CRÔNICA
Os sabiás voltaram
Às quatro horas da manhã, ao acordar, tenho a maravilhosa
surpresa do som melodioso do canto de um sabiá, (Turdus rufiventris) interrompendo
o silêncio da madrugada, entre os galhos de uma sibipiruna. Segundo a crença Tupy, o
sabiá é “aquele que reza muito”. As
árvores que enfeitam as ruas de São Bernardo do Campo são na maioria as sibipirunas,
mas há também as uvalhas, as jambolão, as quaresmeiras e as palmeiras gerivá,
oriundas do Bioma Mata Atlântica; além de outras menos notáveis.
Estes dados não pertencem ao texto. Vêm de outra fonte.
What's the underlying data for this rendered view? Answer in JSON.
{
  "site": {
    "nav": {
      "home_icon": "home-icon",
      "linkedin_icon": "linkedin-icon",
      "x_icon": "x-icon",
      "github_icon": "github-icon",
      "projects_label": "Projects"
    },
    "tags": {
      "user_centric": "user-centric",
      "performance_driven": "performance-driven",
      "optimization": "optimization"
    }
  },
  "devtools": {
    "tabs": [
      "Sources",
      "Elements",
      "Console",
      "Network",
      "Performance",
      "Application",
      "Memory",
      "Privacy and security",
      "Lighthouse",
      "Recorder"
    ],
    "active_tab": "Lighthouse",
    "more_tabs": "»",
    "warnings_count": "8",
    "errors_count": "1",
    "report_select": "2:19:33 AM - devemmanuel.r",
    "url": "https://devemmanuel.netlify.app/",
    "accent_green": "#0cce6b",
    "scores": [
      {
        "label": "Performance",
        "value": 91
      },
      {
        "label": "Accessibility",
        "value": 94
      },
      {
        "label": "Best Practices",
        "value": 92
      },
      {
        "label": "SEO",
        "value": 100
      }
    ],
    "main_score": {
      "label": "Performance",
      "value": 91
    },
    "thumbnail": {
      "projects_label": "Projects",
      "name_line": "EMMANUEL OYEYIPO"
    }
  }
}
Toda essa nomenclatura arbórea me fora
informada gentilmente pelo biólogo e detentor de outros talentos, o meu amigo
José Vieira, durante os anos em que juntos trabalhamos.
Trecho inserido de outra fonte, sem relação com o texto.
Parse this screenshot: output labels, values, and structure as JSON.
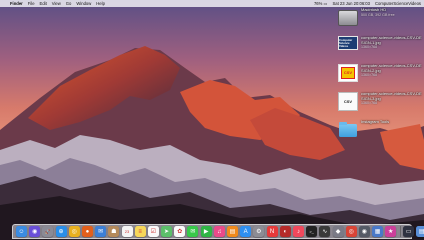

Os sabiás irradiam poesia nas
primeiras horas da manhã, em que o negrume do asfalto e o silêncio soturno do
período nos oprimem a alma. O título deste texto é uma retrospectiva a uma
música que fizera muito sucesso, lançada acerca de três décadas passadas, pelo
Trio Parada Dura, intitulada “As andorinhas voltaram”, sendo que as andorinhas
são pássaros migratórios, por isso o verso diz: “As andorinhas voltaram”.
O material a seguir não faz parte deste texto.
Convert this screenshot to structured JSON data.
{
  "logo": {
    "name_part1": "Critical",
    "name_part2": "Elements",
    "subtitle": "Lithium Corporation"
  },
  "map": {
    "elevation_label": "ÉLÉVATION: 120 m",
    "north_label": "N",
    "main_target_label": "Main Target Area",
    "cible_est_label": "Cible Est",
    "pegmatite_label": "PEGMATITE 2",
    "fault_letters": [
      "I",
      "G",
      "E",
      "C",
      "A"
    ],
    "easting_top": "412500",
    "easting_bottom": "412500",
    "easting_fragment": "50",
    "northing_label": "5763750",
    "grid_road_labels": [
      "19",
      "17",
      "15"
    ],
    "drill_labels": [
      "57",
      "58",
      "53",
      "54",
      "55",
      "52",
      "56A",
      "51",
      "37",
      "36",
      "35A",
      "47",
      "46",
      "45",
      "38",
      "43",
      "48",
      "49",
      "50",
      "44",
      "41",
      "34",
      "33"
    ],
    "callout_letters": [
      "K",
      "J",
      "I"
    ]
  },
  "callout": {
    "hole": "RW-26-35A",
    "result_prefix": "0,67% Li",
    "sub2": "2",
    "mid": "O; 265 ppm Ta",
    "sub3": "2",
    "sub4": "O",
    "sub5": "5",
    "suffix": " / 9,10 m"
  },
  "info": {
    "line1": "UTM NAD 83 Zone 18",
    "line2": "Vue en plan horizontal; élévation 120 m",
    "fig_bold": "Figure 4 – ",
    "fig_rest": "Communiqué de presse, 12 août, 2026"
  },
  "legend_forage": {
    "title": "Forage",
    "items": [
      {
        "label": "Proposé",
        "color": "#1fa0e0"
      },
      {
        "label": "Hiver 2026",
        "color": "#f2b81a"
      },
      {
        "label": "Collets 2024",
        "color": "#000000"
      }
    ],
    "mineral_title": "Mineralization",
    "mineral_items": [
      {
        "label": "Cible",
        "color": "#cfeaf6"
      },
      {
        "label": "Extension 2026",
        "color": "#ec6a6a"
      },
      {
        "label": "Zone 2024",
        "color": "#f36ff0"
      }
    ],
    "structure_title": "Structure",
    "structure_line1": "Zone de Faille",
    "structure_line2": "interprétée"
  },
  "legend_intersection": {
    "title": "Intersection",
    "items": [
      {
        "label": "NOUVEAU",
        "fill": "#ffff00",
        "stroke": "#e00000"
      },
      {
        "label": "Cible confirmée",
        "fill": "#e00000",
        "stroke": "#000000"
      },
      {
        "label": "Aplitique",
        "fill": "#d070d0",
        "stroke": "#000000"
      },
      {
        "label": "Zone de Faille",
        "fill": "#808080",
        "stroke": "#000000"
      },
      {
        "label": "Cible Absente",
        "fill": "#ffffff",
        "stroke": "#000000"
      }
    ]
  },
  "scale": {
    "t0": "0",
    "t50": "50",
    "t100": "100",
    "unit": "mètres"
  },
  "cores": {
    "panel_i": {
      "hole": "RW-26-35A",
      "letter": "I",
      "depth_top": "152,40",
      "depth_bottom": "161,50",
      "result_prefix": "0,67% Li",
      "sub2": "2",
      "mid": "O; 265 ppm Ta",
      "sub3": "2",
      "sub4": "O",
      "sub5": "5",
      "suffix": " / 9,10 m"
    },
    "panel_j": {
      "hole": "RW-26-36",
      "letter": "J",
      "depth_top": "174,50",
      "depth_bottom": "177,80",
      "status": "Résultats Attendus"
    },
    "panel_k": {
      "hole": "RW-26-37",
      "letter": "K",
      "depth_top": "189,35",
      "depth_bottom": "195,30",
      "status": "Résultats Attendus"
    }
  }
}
Quando digo que os sabiás voltaram, significa que eles voltaram a cantar, pois
eles são sedentários e têm o período
certo do ano em que cantam e encantam ouvidos e mentes de pessoas que como a
mim os admiram.
A partir do início do mês de agosto
até o final de dezembro eles cantam muito, em
vários e diferentes acordes, sendo que a fêmea canta numa freqüência bem
menor que o macho, diferente de outros pássaros que possuem um único cantar,
invariável. Pelo canto os sabiás secundam os humanos quando querem chamar à
atenção uma mulher, desde exibir os músculos adquiridos em uma academia ou
outro qualquer atrativo que funcione segundo a intuição de cada um; o sabiá
canta para demarcar território e atrair a fêmea para o amor, o acasalamento e a
seguir constroem seus ninhos e criam seus filhotes preparando-os para serem
adultos no próximo ano. Conforme nomenclatura, assim como os papagaios, os
sabiás são fieis por toda a vida, sendo
que só há a separação do casal pela morte de um deles.
Os sabiás têm a plumagem
predominantemente na cor marrom claro, parecido com chocolate, nas costas e de
um alaranjado a vermelho ferrugem na barriga, tanto os machos quanto as fêmeas.
Eles se alimentam de frutos, sementes e
insetos que encontram nos galhos das árvores e no solo entre folhas secas das
florestas ou nos gramados e ainda nos canteiros de flores e nesse particular
eles se diferem dos outros pássaros, pois ciscam como as galinhas em busca de minhocas e
outros insetos, pude observar isso no canteiro de flores de minha mãe, a dona
Rosa, sendo que após a visita dos sabiás ela recolhe a terra que eles jogaram
no piso do corredor, de volta ao canteiro.
Os sabiás são graciosos também
quando caminham pelo solo, eles se movem aos pulinhos intercalados por breves
pausas e agitar frenético e gracioso da cauda. Ano passado, certa manhã eu
caminhava pela calçada de uma rua próxima de onde moro e para feliz surpresa
levantei a vista para o galho de uma sibipiruna e lá estava a mãe, orgulhosa,
na borda do ninho e quatro delgados pescoços em riste rumo ao infinito sendo
alimentados, fiz uma foto com o celular e senti ter ganho o dia. Esses pássaros
me encantam desde os meus oito anos de
idade, era novembro, fim do meu segundo ano escolar, ao subir ao topo de uma
mangueira em busca das primeiras mangas que amadureciam, descobri um ninho com
quatro filhotes, e ao me aproximar escancararam os bicos, na expectativa de que
a mãe se aproximava para alimentá-los, se enganaram e eu sabendo estarem
famintos, amassava as formigas doceiras que passeavam pelos galhos da mangueira
e as depositava direto nas gargantas dos filhotes até que a mãe aparecia com
piados lamentosos e ameaçadores e me expulsava mangueira abaixo.
Em sendo o sabiá o nosso personagem,
não podemos nos esquecer do poeta Gonçalves Dias, quando em seus amargos dias
no exílio, escrevera o celebre e inesquecível poema que iniciava pelos
seguintes versos: “Minha terra tem palmeiras, Onde canta o sabiá; As aves, que
aqui gorjeiam, Não gorjeiam como lá”.